Ewing recounted the shooting, saying Vazquez-Martinez pulled up in a dark-colored Mazda van while the two men were walking into Ross Dress for Less, according to security camera footage.

“Guillermo had pulled up and was yelling at Uriel,” he said. “And as Juan and Uriel are walking into the department store, you can see them looking back over their shoulder as if somebody’s addressing them and they’re having this conversation.”

“Eventually, Juan Carlos walks out of the view of the camera to walk over to whoever’s addressing him,” while Uriel stays by the entrance door, he said.

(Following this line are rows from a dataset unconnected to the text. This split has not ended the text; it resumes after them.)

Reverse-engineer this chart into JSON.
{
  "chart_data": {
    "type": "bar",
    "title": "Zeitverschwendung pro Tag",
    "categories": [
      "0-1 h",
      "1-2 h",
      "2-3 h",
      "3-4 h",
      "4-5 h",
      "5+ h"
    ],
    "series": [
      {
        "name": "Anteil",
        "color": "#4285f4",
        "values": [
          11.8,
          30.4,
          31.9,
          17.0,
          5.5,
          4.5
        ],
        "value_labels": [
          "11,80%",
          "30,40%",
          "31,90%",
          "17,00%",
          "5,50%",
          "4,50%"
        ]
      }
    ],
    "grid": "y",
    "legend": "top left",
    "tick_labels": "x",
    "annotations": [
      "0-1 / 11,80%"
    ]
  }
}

A few seconds later, he said, the shooting occurred.

The shooting itself happened off camera, he said.

And while Serrano was on the ground, he said, Vazquez-Martinez’s son, Iran Guillermo Vazquez Ayala, got out of the passenger seat of the van and started beating Serrano in the legs with a red metal pipe, which they found at the scene, he added.

“Iran is beating Juan Carlos while he’s being shot, simultaneously,” he said, adding that the son has an outstanding warrant for his arrest.

Denslow asked whether investigators pulled security camera footage from other nearby businesses and whether any other witnesses were interviewed.

Ewing said there was no other security camera footage to his knowledge and said he didn’t interview any other witnesses himself.

“I didn’t take any (additional witness statements) because I wasn’t there,” he said. “Like I said, I went to the hospital, but you have to go through the report itself to find out if there’s any other witness statements. … I don’t remember seeing any detailed witness statements from anybody else.”